Ele se vira e me abraça.
“Não se desculpa. Nós dois precisamos nos acostumar com nossa nova vida. Tô esperando que o Harry possa ajudar a gente. Ele é nossa única esperança de sobreviver.”
“Mesmo se escaparmos do Ryan e dos lobos dele, vamos precisar de ajuda pra viver com humanos. Só espero que a amizade dele com meu pai faça ele querer acolher a gente.”
É uma pequena esperança. Poucos lobos nos ajudariam. Nosso próprio Alfa costumava mandar embora lobos solitários que pediam pra ficar com nossa matilha.
Saímos da floresta e começamos a andar numa estrada pavimentada. Aos poucos, as árvores e campos se transformam em casas conforme chegamos na borda da cidade humana.
Rory nos guia pelos bairros até uma casa de um andar.
“Chegamos. Espero que ele esteja em casa”, ele diz. A voz dele soa nervosa. Então ele caminha pelo caminho e bate na porta.
Um homem alto com cabelo grisalho abre a porta. Consigo perceber imediatamente que ele é lobo como nós.
“Rory, não tava esperando você. Seu pai tá com você?”, ele pergunta, olhando ao redor.
“Não, uh, não...”, Rory para de falar. Ele não consegue encontrar as palavras pra explicar o que aconteceu.
Reúno minha coragem.
“Nossa matilha foi destruída pelos Savage Wolves. Nossos pais estão mortos. A gente... escapou, mas acho que eles ainda tão procurando a gente.” Começo a chorar. Estou cansada demais e triste demais.
“Vocês precisam de um lugar pra ficar”, ele diz.
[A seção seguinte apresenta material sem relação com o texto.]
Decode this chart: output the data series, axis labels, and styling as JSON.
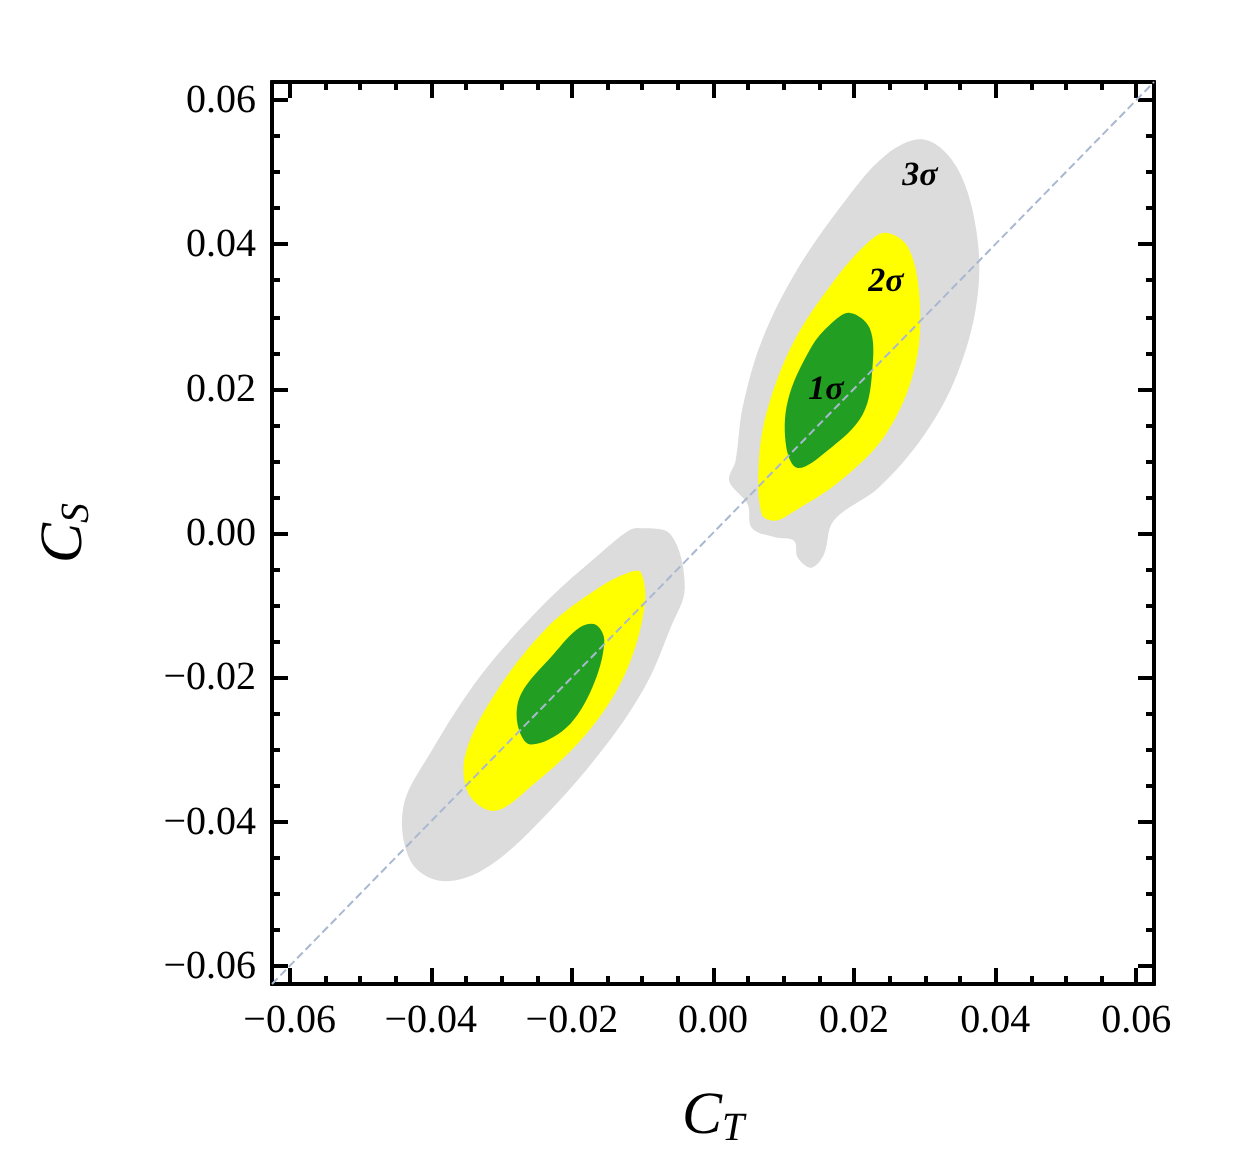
{
  "chart_data": {
    "type": "area",
    "xlabel": "C$_{T}$",
    "ylabel": "C$_{S}$",
    "xlim": [
      -0.0625,
      0.0625
    ],
    "ylim": [
      -0.0625,
      0.0625
    ],
    "xticks": [
      {
        "value": -0.06,
        "label": "−0.06"
      },
      {
        "value": -0.055,
        "label": null
      },
      {
        "value": -0.05,
        "label": null
      },
      {
        "value": -0.045,
        "label": null
      },
      {
        "value": -0.04,
        "label": "−0.04"
      },
      {
        "value": -0.035,
        "label": null
      },
      {
        "value": -0.03,
        "label": null
      },
      {
        "value": -0.025,
        "label": null
      },
      {
        "value": -0.02,
        "label": "−0.02"
      },
      {
        "value": -0.015,
        "label": null
      },
      {
        "value": -0.01,
        "label": null
      },
      {
        "value": -0.005,
        "label": null
      },
      {
        "value": 0,
        "label": "0.00"
      },
      {
        "value": 0.005,
        "label": null
      },
      {
        "value": 0.01,
        "label": null
      },
      {
        "value": 0.015,
        "label": null
      },
      {
        "value": 0.02,
        "label": "0.02"
      },
      {
        "value": 0.025,
        "label": null
      },
      {
        "value": 0.03,
        "label": null
      },
      {
        "value": 0.035,
        "label": null
      },
      {
        "value": 0.04,
        "label": "0.04"
      },
      {
        "value": 0.045,
        "label": null
      },
      {
        "value": 0.05,
        "label": null
      },
      {
        "value": 0.055,
        "label": null
      },
      {
        "value": 0.06,
        "label": "0.06"
      }
    ],
    "yticks": [
      {
        "value": -0.06,
        "label": "−0.06"
      },
      {
        "value": -0.055,
        "label": null
      },
      {
        "value": -0.05,
        "label": null
      },
      {
        "value": -0.045,
        "label": null
      },
      {
        "value": -0.04,
        "label": "−0.04"
      },
      {
        "value": -0.035,
        "label": null
      },
      {
        "value": -0.03,
        "label": null
      },
      {
        "value": -0.025,
        "label": null
      },
      {
        "value": -0.02,
        "label": "−0.02"
      },
      {
        "value": -0.015,
        "label": null
      },
      {
        "value": -0.01,
        "label": null
      },
      {
        "value": -0.005,
        "label": null
      },
      {
        "value": 0,
        "label": "0.00"
      },
      {
        "value": 0.005,
        "label": null
      },
      {
        "value": 0.01,
        "label": null
      },
      {
        "value": 0.015,
        "label": null
      },
      {
        "value": 0.02,
        "label": "0.02"
      },
      {
        "value": 0.025,
        "label": null
      },
      {
        "value": 0.03,
        "label": null
      },
      {
        "value": 0.035,
        "label": null
      },
      {
        "value": 0.04,
        "label": "0.04"
      },
      {
        "value": 0.045,
        "label": null
      },
      {
        "value": 0.05,
        "label": null
      },
      {
        "value": 0.055,
        "label": null
      },
      {
        "value": 0.06,
        "label": "0.06"
      }
    ],
    "series": [
      {
        "color": "#dcdcdc",
        "x": [
          0.03,
          0.0346,
          0.0374,
          0.0374,
          0.0346,
          0.03,
          0.0235,
          0.0171,
          0.0157,
          0.0139,
          0.012,
          0.0115,
          0.0088,
          0.0055,
          0.0049,
          0.0023,
          0.0032,
          0.0042,
          0.0069,
          0.0115,
          0.018,
          0.0245
        ],
        "values": [
          0.0545,
          0.0506,
          0.0414,
          0.0321,
          0.022,
          0.0137,
          0.0063,
          0.0017,
          -0.003,
          -0.0048,
          -0.0034,
          -0.0011,
          -0.0006,
          0.0007,
          0.004,
          0.0072,
          0.01,
          0.0174,
          0.0266,
          0.0358,
          0.0451,
          0.0524
        ]
      },
      {
        "color": "#dcdcdc",
        "x": [
          -0.0106,
          -0.006,
          -0.004,
          -0.006,
          -0.0097,
          -0.0162,
          -0.0254,
          -0.0328,
          -0.0388,
          -0.0429,
          -0.0439,
          -0.0402,
          -0.0328,
          -0.0235,
          -0.0162,
          -0.012
        ],
        "values": [
          0.0007,
          -0.0002,
          -0.0076,
          -0.0131,
          -0.0214,
          -0.0307,
          -0.0408,
          -0.0468,
          -0.0482,
          -0.0454,
          -0.038,
          -0.0307,
          -0.0196,
          -0.0094,
          -0.003,
          0.0003
        ]
      },
      {
        "color": "#ffff00",
        "x": [
          0.0245,
          0.0277,
          0.0293,
          0.0286,
          0.0245,
          0.018,
          0.0115,
          0.0088,
          0.0069,
          0.0065,
          0.0078,
          0.0115,
          0.0171,
          0.0217
        ],
        "values": [
          0.0416,
          0.0395,
          0.0321,
          0.0229,
          0.0137,
          0.0072,
          0.003,
          0.0017,
          0.0026,
          0.01,
          0.0174,
          0.0266,
          0.0349,
          0.04
        ]
      },
      {
        "color": "#ffff00",
        "x": [
          -0.0102,
          -0.0097,
          -0.0125,
          -0.018,
          -0.0254,
          -0.0309,
          -0.0346,
          -0.0351,
          -0.0309,
          -0.0235,
          -0.0162,
          -0.012
        ],
        "values": [
          -0.0055,
          -0.0103,
          -0.0196,
          -0.0279,
          -0.0348,
          -0.0385,
          -0.0362,
          -0.0307,
          -0.0223,
          -0.0131,
          -0.0076,
          -0.0055
        ]
      },
      {
        "color": "#229f22",
        "x": [
          0.0194,
          0.0222,
          0.0226,
          0.0212,
          0.0162,
          0.012,
          0.0104,
          0.0106,
          0.0139,
          0.0166
        ],
        "values": [
          0.0305,
          0.0284,
          0.0229,
          0.0164,
          0.0114,
          0.009,
          0.0118,
          0.0183,
          0.0257,
          0.0289
        ]
      },
      {
        "color": "#229f22",
        "x": [
          -0.0166,
          -0.0154,
          -0.0171,
          -0.0208,
          -0.0259,
          -0.0277,
          -0.0272,
          -0.0226,
          -0.0189
        ],
        "values": [
          -0.0127,
          -0.015,
          -0.0214,
          -0.027,
          -0.0293,
          -0.0265,
          -0.0223,
          -0.0168,
          -0.0131
        ]
      },
      {
        "type": "line",
        "color": "#a9b8d0",
        "line_style": "dashed",
        "marker": "none",
        "x": [
          -0.0625,
          0.0625
        ],
        "values": [
          -0.0625,
          0.0625
        ]
      }
    ],
    "annotations": [
      "3σ",
      "2σ",
      "1σ"
    ]
  }
}
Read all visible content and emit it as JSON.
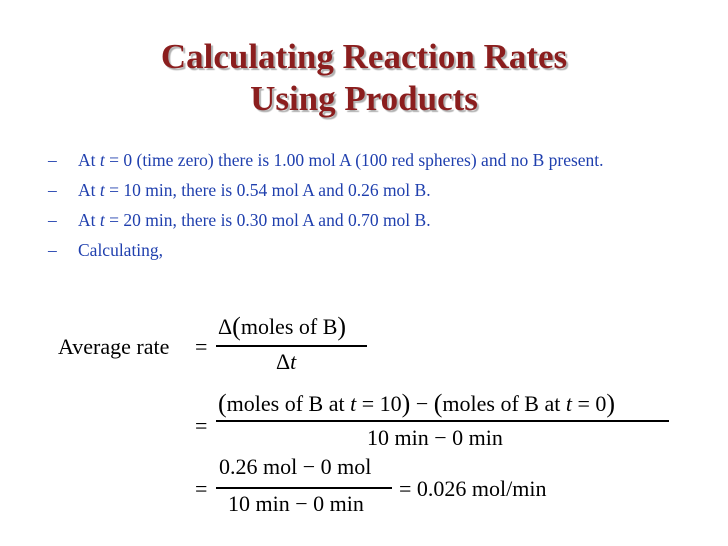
{
  "slide": {
    "title_line1": "Calculating Reaction Rates",
    "title_line2": "Using Products"
  },
  "bullets": [
    {
      "dash": "–",
      "prefix": "At ",
      "var": "t",
      "rest": " = 0 (time zero) there is 1.00 mol A (100 red spheres) and no B present."
    },
    {
      "dash": "–",
      "prefix": "At ",
      "var": "t",
      "rest": " = 10 min, there is 0.54 mol A and 0.26 mol B."
    },
    {
      "dash": "–",
      "prefix": "At ",
      "var": "t",
      "rest": " = 20 min, there is 0.30 mol A and 0.70 mol B."
    },
    {
      "dash": "–",
      "prefix": "Calculating,",
      "var": "",
      "rest": ""
    }
  ],
  "equation": {
    "lhs": "Average rate",
    "eq": "=",
    "num1_delta": "Δ",
    "num1_text": "moles of B",
    "den1_delta": "Δ",
    "den1_var": "t",
    "num2_part1": "moles of B at ",
    "num2_var1": "t",
    "num2_part2": " = 10",
    "num2_minus": "−",
    "num2_part3": "moles of B at ",
    "num2_var2": "t",
    "num2_part4": " = 0",
    "den2": "10 min − 0 min",
    "num3": "0.26 mol − 0 mol",
    "den3": "10 min − 0 min",
    "result": "= 0.026 mol/min"
  }
}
Ele abre a porta mais. “Entrem. Vocês não querem ser vistos aqui fora.”
“Você vai ajudar a gente?”, Rory pergunta.
“Seu pai era um homem bom”, ele diz. A voz dele está baixa e respeitosa. “Ele esteve lá pra mim quando eu precisei de ajuda. O mínimo que posso fazer é ajudar o filho dele.”
Ele nos leva pra uma sala de estar confortável. Ele aponta pra um sofá macio. Sento nas almofadas. Estou feliz de finalmente descansar sem perigo ao nosso redor.
“Vocês tão com fome?”, ele pergunta. Os olhos dele parecem gentis e preocupados. “Posso fazer algo pra comermos. Depois disso, a gente descobre o que fazer em seguida.”
Rory acena. O rosto dele mostra que está grato.
“Obrigado”, ele diz. A voz dele está muito baixa. “Não sei o que a gente teria feito sem você.”
Ele acena com a mão como se não fosse nada.
“Não menciona. Este mundo não é gentil com lobos solitários, especialmente os jovens. Mas não se preocupem. Acho que tenho um plano pra manter vocês dois seguros.”